Elle accepta, ramassa sa traîne, et, attirant le colonel plus près : — Je viens voir le prince, dit-elle. Non, homme de peu de foi, c’est pour affaire d’État !… Un message de ce stupide Gondremark qui me fait courir comme un postillon. Ai-je l’air d’un courrier, monsieur Gordon ? Et elle lui planta un regard droit dans les yeux.
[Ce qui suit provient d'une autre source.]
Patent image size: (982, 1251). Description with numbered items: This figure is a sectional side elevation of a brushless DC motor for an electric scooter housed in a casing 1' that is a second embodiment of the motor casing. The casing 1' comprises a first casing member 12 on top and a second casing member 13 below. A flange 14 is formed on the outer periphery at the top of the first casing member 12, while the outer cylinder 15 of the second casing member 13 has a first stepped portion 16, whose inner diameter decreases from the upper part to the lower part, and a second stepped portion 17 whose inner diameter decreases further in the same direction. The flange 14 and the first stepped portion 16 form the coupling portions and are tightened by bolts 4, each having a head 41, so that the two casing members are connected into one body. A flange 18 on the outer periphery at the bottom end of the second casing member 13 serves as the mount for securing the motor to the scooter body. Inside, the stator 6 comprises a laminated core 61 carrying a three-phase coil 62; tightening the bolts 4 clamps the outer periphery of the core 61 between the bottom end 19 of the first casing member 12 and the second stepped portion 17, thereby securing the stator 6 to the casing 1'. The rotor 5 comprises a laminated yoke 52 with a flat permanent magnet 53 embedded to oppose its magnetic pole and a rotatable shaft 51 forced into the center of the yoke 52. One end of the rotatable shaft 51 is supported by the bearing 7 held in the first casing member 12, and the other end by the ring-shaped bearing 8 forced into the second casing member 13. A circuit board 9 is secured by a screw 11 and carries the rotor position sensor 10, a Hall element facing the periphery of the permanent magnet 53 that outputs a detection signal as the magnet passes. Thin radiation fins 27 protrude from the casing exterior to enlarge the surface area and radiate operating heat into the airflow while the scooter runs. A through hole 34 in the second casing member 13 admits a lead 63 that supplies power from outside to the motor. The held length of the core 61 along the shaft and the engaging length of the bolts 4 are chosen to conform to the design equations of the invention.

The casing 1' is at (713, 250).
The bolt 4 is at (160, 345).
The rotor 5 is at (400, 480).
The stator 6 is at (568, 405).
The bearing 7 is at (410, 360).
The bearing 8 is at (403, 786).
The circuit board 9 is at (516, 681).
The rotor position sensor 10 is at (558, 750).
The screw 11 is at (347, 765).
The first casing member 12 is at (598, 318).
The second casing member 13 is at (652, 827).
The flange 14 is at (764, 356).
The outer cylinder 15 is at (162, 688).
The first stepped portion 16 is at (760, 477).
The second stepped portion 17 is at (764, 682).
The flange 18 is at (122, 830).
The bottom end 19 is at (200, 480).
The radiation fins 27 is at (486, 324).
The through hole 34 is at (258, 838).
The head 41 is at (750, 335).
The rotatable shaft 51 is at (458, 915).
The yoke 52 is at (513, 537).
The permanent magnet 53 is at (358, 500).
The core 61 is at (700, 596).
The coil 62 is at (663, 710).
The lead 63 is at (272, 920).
— Vous avez l’air d’un ange, Madame, riposta le gouverneur en prenant les façons d’une galanterie raffinée.

La comtesse éclata de rire : — Un ange à cheval ! dit-elle. Bon train !

— Vous êtes venue, vous avez vu, vous avez conquis, dit Gordon avec un beau geste, et tout charmé de sa propre grâce et de son esprit. Dans la berline, Madame, vous fûtes l’objet de nos toasts : nous bûmes à votre santé force rasades d’un vin excellent… à la plus belle femme, pardieu, et aux plus beaux yeux de Grunewald ! De ma vie je n’ai vu la pareille… qu’une seule fois, dans mon pays à moi, quand j’étais un blanc-bec au collège… Thomasine Haig était son nom. Sur ma parole, je vous assure qu’elle vous ressemblait comme deux gouttes d’eau.